A ministra Cármen Lúcia entendeu que ficou demonstrado por documentos e depoimentos a materialidade do crime, não restando dúvida de que houve a obtenção e a dissimulação de recursos. Os executivos do Banco Rural Kátia Rabello, José Roberto Salgado e Vinícius Samarane,  de acordo com a ministra, agiram de modo a viabilizar a distribuição dos recursos obtidos de forma ilícita e impediram a fiscalização pelas autoridades responsáveis pela monitoração do sistema financeiro. Segundo depoimentos, prosseguiu a ministra, ficou claro que a irregularidade da conduta era percebida pelos gerentes e funcionários do banco envolvidos nas operações. “Era notável e notório a todos os que atuavam ali que aquilo era errado e era grave. Os diretores do banco tinham de saber, e portanto agiram dolosamente no sentido de se prestarem a tal situação para obter algum ganho”, afirmou.

Agências

Para a ministra Cármen Lúcia, os autos deixaram evidenciado que os três sócios das agências de publicidade envolvidas nas operações denunciadas – Marcos Valério, Ramon Hollerbach e Cristiano Paz – não só tinham pleno conhecimento das operações ilícitas como também precisavam delas. Eram responsáveis por obter os contratos de publicidade, e inseriam os recursos ilícitos no sistema de operações de lavagem de dinheiro.
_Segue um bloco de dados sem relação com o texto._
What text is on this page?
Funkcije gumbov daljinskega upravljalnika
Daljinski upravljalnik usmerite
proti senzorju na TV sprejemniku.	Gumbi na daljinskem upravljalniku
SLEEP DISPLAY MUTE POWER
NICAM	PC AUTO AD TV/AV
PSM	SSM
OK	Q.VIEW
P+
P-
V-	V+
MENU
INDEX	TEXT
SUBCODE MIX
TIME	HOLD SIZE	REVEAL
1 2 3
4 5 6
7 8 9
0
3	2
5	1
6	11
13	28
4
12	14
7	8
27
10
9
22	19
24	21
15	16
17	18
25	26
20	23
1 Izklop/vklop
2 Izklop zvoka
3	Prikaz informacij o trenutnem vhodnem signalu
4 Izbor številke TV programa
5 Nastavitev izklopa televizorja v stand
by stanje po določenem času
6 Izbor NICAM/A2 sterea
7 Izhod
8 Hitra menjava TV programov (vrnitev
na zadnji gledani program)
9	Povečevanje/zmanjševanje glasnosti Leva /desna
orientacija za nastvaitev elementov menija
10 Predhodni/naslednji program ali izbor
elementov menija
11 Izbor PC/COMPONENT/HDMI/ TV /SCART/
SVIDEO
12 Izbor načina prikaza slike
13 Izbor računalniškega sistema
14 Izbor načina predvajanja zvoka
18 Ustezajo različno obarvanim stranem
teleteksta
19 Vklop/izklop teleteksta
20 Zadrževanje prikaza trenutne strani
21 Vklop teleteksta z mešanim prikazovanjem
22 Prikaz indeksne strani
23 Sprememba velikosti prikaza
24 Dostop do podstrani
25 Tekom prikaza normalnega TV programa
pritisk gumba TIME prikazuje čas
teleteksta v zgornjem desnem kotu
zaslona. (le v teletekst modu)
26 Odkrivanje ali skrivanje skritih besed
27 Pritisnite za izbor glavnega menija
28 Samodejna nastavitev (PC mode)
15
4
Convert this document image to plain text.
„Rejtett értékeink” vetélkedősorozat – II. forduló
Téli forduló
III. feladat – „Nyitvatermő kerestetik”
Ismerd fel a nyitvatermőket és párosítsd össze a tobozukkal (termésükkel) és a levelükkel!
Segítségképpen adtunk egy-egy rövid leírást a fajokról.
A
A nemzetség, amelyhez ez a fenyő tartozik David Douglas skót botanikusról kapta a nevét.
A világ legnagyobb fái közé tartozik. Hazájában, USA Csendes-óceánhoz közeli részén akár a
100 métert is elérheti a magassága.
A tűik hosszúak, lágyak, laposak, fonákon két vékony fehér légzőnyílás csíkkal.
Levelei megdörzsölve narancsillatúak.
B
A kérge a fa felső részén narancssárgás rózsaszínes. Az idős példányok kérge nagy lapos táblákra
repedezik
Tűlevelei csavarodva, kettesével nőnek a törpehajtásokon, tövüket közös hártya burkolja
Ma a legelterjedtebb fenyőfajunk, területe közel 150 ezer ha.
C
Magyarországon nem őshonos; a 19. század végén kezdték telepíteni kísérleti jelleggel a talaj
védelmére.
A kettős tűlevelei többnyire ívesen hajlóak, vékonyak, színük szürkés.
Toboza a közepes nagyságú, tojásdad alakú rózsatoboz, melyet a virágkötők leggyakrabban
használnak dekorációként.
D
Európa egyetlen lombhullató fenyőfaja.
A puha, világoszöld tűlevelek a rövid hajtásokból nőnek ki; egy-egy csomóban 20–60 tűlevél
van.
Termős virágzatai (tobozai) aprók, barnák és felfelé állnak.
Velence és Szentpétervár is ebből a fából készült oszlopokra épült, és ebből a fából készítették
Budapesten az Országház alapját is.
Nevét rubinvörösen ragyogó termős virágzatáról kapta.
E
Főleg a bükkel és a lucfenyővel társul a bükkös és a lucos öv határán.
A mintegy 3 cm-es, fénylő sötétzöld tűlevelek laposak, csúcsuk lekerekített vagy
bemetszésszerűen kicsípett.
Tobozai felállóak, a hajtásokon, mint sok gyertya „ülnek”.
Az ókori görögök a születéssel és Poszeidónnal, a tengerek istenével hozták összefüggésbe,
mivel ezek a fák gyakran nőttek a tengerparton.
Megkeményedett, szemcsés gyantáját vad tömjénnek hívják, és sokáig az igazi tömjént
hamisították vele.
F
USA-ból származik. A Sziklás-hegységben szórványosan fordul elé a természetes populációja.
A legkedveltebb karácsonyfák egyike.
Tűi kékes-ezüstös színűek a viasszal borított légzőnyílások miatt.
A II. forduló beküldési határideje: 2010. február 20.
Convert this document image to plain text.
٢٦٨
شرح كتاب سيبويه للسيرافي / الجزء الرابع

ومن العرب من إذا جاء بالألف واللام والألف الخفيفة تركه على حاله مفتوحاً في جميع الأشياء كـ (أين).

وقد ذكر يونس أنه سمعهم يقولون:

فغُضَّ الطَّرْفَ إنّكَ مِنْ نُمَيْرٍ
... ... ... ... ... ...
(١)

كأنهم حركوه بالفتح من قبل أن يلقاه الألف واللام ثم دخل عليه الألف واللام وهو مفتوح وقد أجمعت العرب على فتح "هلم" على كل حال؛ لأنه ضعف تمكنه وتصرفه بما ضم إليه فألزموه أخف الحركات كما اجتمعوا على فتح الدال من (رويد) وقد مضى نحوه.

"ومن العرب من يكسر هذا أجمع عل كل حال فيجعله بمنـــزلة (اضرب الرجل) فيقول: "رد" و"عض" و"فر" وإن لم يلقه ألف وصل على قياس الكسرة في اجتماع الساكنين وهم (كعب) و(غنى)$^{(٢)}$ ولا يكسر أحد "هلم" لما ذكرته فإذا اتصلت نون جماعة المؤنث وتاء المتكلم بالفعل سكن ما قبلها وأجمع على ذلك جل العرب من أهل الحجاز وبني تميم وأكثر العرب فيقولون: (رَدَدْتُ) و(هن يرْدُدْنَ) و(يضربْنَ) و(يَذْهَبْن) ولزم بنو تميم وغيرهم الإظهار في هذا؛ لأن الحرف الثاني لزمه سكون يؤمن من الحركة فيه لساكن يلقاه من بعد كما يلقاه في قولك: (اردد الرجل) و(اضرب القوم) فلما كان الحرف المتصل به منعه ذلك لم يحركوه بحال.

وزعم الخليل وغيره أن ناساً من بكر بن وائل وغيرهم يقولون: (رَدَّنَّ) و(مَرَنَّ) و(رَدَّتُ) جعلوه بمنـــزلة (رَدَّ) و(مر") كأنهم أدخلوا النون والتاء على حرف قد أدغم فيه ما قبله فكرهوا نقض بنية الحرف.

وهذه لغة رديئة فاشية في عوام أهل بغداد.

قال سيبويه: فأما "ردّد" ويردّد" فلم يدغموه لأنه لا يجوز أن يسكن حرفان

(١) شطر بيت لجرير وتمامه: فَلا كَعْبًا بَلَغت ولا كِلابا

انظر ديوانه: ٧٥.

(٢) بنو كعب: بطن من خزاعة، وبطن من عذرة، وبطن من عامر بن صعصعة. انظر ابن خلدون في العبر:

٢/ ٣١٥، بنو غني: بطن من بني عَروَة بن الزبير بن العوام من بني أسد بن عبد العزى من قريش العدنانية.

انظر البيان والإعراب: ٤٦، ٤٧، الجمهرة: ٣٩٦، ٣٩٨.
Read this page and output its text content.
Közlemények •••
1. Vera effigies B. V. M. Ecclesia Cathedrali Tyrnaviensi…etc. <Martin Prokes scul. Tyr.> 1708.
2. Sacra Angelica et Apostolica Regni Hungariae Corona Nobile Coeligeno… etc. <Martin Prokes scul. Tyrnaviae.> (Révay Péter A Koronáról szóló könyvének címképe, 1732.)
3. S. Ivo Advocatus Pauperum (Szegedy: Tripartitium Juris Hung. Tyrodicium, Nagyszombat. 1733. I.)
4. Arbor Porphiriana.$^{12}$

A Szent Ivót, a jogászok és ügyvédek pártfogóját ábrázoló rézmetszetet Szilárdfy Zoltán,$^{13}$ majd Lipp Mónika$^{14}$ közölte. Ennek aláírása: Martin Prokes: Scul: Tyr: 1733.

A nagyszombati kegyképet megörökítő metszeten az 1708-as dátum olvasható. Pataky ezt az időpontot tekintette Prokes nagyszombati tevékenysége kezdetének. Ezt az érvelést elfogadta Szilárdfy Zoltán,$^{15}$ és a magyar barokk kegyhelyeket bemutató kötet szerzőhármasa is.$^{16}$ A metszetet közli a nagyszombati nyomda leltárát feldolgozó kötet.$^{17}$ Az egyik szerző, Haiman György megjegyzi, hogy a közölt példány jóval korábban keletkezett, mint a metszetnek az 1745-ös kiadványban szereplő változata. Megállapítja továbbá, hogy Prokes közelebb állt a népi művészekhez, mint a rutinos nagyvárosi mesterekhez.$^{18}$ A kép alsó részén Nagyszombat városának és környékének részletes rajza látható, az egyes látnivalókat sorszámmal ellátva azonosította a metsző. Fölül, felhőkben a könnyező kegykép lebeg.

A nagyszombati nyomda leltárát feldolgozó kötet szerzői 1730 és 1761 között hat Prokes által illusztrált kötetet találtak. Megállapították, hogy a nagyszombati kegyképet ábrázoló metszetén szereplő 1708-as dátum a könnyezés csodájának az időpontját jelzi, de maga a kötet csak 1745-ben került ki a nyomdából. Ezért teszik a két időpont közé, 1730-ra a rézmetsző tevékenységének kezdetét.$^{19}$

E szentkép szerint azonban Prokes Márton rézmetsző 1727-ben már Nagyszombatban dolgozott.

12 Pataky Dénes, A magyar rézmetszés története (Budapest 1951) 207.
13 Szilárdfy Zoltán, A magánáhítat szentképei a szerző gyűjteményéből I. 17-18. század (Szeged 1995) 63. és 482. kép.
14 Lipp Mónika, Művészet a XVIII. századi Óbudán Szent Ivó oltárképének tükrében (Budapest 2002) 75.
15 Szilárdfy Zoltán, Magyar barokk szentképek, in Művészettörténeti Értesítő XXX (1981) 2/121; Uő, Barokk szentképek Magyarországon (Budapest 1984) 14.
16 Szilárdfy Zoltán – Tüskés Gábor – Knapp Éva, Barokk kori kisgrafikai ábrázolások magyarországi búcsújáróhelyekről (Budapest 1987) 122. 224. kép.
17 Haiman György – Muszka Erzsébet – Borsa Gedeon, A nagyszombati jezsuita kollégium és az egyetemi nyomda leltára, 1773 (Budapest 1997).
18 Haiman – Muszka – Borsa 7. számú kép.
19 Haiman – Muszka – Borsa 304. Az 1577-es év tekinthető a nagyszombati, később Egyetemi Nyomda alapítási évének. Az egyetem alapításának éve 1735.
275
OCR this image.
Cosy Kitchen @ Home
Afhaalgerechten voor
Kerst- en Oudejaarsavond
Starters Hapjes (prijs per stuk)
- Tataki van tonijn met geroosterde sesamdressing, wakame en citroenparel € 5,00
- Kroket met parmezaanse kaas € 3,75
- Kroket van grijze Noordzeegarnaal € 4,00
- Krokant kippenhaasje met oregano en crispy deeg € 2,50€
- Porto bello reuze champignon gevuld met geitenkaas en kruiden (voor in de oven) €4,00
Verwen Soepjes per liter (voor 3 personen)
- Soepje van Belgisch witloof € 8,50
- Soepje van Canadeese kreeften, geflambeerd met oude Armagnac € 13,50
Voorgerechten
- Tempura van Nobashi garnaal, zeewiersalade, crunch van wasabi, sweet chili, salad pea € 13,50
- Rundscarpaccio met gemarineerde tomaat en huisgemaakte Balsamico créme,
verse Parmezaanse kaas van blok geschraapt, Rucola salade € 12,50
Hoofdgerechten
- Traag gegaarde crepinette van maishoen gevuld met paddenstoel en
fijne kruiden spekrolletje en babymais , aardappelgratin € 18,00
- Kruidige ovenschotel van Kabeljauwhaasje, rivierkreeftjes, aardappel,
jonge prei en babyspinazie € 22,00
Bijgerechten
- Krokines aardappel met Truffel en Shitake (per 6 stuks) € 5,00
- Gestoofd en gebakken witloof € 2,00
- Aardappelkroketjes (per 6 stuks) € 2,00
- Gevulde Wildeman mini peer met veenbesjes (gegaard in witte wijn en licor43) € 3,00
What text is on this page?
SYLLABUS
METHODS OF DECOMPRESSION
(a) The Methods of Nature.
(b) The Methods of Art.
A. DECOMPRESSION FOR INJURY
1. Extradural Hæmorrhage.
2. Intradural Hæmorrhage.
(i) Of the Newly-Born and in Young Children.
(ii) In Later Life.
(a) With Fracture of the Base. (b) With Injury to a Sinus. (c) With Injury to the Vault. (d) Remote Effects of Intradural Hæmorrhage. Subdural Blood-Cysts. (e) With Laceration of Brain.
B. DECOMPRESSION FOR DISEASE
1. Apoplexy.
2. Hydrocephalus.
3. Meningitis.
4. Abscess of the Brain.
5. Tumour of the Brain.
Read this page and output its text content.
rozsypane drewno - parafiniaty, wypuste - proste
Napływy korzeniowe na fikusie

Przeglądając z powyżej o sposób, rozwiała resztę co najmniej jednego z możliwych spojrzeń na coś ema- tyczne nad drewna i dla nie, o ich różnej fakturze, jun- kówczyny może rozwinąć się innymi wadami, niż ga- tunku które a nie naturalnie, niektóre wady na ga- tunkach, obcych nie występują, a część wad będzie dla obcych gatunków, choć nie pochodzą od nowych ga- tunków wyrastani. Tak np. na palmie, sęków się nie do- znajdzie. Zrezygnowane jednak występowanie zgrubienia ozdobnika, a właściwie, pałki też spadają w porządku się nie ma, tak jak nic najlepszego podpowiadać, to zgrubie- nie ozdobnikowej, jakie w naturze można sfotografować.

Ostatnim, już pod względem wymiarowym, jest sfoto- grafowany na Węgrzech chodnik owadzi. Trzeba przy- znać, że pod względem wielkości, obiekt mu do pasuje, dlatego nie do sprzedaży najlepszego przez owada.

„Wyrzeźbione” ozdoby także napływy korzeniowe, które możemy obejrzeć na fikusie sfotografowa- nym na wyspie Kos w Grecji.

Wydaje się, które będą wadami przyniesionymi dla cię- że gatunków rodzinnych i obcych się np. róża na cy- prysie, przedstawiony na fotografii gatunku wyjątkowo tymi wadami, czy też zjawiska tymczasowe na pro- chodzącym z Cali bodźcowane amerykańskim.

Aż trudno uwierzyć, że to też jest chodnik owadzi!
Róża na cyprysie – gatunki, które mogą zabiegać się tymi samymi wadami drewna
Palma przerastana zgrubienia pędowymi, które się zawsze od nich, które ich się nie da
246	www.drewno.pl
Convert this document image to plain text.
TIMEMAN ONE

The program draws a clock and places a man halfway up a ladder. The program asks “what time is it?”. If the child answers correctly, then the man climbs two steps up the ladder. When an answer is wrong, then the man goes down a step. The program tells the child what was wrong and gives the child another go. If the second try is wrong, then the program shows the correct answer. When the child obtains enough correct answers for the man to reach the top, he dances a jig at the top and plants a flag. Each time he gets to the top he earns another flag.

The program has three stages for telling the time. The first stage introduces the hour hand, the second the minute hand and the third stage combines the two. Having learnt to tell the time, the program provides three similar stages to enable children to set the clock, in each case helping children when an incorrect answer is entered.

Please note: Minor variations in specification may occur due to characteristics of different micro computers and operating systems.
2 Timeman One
Quanto a Rogério Tolentino, a ministra fez a ressalva de que não fundamentou seu voto de condenação nos fatos narrados na denúncia relativos a reuniões ou viagens do réu junto a Marcos Valério, considerando que ele era advogado do grupo. Mas, afirmou que ficou demonstrado nos autos que ele participou em uma triangulação de um empréstimo solicitado por Marcos Valério, e repassou os recursos nas condições exigidas de modo a dissimular a situação, ocultando os recursos e configurando a lavagem de dinheiro.

Simone Vasconcelos, afirmou a ministra ao proferir seu voto, era diretora da SPM&B, mas era também a verdadeira operadora do esquema, podendo até assinar cheques. Os autos, para a ministra, mostram que ela tinha conhecimento dos fatos e amplos poderes.

Geiza Dias

Quanto à funcionária da SMP&B Geiza Dias, a ministra Cármen Lúcia votou por sua absolvição por ter dúvidas sobre a extensão do conhecimento da ré sobre todos os fatos narrados na denúncia. Para a ministra, não há prova cabal de que ela tivesse agido com dolo, conhecimento pleno e livre vontade para cometer o crime, ou soubesse o que era lícito e o que era ilícito. “O que não fica claro para mim é que ela soubesse que houve crime antes, qual era o crime, em que condições. Essa é a certeza que não pude ter”, afirmou a ministra.